I started out this week with a long blog about the Orson Scott Card/Ender's Game controversy.

I deleted it.

I frankly just decided that I couldn't take the aggravation.

I've been confronted a lot this week with groupthink. A pervasive, insidious push toward "you're with us, or your against us." Left, right, no fucking difference. God forbid anybody asks questions, or offers considered alternatives. The opinion of the masses has been set. Speaking out with any sort of critical thinking has become verboten in our rapidly brainwashed culture.

Yes, I said brainwashed.

We are inundated with messages that position the world as black and white. There's "us," the right thinkers, and "them," the unwashed, insidious evil. Again, left, right, no difference. Social media has made this portion of the American political spectrum, which has always been there, the mainstream.

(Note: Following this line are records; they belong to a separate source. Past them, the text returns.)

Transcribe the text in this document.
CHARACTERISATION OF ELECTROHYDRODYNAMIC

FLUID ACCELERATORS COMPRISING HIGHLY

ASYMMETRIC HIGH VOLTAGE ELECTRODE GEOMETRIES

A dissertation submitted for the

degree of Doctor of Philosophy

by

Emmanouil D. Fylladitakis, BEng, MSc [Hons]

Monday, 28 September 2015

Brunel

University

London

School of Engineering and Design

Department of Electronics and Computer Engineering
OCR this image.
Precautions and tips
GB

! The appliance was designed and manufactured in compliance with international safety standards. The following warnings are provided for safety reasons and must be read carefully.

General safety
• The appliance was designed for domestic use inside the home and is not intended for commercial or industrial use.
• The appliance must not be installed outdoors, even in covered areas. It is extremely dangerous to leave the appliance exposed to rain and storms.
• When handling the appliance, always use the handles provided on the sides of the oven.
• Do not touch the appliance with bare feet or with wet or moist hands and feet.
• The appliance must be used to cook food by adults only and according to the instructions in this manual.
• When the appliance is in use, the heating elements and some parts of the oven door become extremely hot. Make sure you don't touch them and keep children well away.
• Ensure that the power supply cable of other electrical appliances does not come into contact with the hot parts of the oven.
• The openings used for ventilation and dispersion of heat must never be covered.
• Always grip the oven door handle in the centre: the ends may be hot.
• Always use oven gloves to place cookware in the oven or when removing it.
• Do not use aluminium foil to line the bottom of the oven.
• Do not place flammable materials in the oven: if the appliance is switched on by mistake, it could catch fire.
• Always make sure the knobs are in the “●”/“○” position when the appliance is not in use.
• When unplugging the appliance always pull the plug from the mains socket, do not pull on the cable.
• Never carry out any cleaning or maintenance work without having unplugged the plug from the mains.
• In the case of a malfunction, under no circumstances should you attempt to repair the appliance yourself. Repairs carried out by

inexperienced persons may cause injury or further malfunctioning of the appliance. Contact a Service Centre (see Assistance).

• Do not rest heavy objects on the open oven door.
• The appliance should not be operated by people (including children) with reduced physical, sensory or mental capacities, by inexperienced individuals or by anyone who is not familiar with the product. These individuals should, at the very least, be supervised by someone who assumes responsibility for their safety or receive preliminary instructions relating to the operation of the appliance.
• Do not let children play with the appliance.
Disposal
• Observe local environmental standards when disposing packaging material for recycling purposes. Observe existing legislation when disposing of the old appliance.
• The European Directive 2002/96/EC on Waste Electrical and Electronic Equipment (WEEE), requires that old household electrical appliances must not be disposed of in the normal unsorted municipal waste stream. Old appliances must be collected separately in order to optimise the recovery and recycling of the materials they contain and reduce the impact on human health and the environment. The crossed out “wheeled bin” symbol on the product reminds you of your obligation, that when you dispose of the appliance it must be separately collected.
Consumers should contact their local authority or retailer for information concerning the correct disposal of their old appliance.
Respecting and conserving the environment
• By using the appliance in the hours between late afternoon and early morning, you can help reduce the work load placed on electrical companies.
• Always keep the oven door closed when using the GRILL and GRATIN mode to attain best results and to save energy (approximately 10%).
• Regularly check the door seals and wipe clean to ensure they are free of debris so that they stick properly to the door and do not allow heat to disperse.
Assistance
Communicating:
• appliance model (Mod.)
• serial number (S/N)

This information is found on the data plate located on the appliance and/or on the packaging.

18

We live in a world where we have chosen, systematically, to opt out of critical thinking in favor of a collective groupthink that aligns with the opinions we already hold. We choose "news sources" who will present information in ways that singularly support our own worldview, or at least fail to challenge it.

The simple fact is, there are no "news sources" anymore, simply propaganda machines that we either hold up as unimpeachable, or slander as outright fabrication. I don't give a shit if it's thinkprogress.com, Fox News, Salon, or The New Republic. None of it is designed to facilitate thought, it's designed to reinforce and justify the opinion you've already decided upon.

It's comfort food. An intellectual Twinkie. It's sweet and comforting, and provides zero nutrition.

Then, the really destructive part kicks in. We share this propaganda on Facebook, or Twitter, and convince ourselves this is the same as political "action"...

Bullshit. Utter bullshit.

It's not action, at all. What possible positive change in society can come out of sharing something you already agreed with? That challenged your overall perceptions not in the slightest. Sharing it with a group of peers who, at a guess, are 99% (or more) likely to absolutely agree with you? That's not action, it's masturbation.

It's sharing propaganda with a like-minded peer group, in order so that you may all share in the glow of being "right" and "more enlightened" together. It perpetuates a continual divisive political climate, and a close-mindedness to ideas that do not hew, utterly and completely, to your already established bias. You've created a closed cycle of superiority, and outright hatred (which is ABSOLUTELY NOT the sole purview of the right, let me tell you), that will never resolve positively.

Let me say that again; it will NEVER resolve positively.

Animosity will continue. Hatred and resentment will grow, and we'll continue to look around at our own peer group, read our preferred propaganda, and assure ourselves, "hey, WE'RE not the problem."

Then the shooting will start.

I have walked many different paths in this world, with many different kinds of people. I've worked on ranches with very conservative peers. I have worked in the very liberal world of theatre for most of my adult life. I grew up in a town dominated by the military, and now the center of the "megachurch" phenomenon. I've been to the lowest points a human can tolerate, and the highest. I have seen love and hate in all of these places.

No one is a saint, and no one is a devil.

The thing I learned, and I often don't see around me, and rarely see considered, at all, anymore, is that we're all the same. We're all human, we make the best decisions we can, based on the situation at hand. We fail, sometimes catastrophically, we succeed, sometimes far beyond our wildest dreams, but we cannot transcend our basic humanity.

...And sometimes humans are very, very petty. Sometimes they are very, very weak. Sometimes they are very, very cruel.

The thing to remember is that we are ALL those things. That's what "human" is. We are all biased, all fearful, all stereotypes, all prejudiced. Flaws are an inescapable part of the fabric of humanity, and hating the "right people" doesn't absolve your hatred. It just means you've managed to justify your ugliness to yourself.

No one gets a pass, and anybody who accuses another of any of those things, is...without fail...a hypocrite. Which is not to say that we should not be held accountable for our failings, but we should all remember....those failings are often universal.

And to answer what you may be thinking, I don't pretend to have any moral superiority in any facet of life. I have done awful things. I have hurt people and myself. I absolutely do not excuse myself from this criticism. However, I do believe that refusing to excuse myself is the first step to understanding myself and others.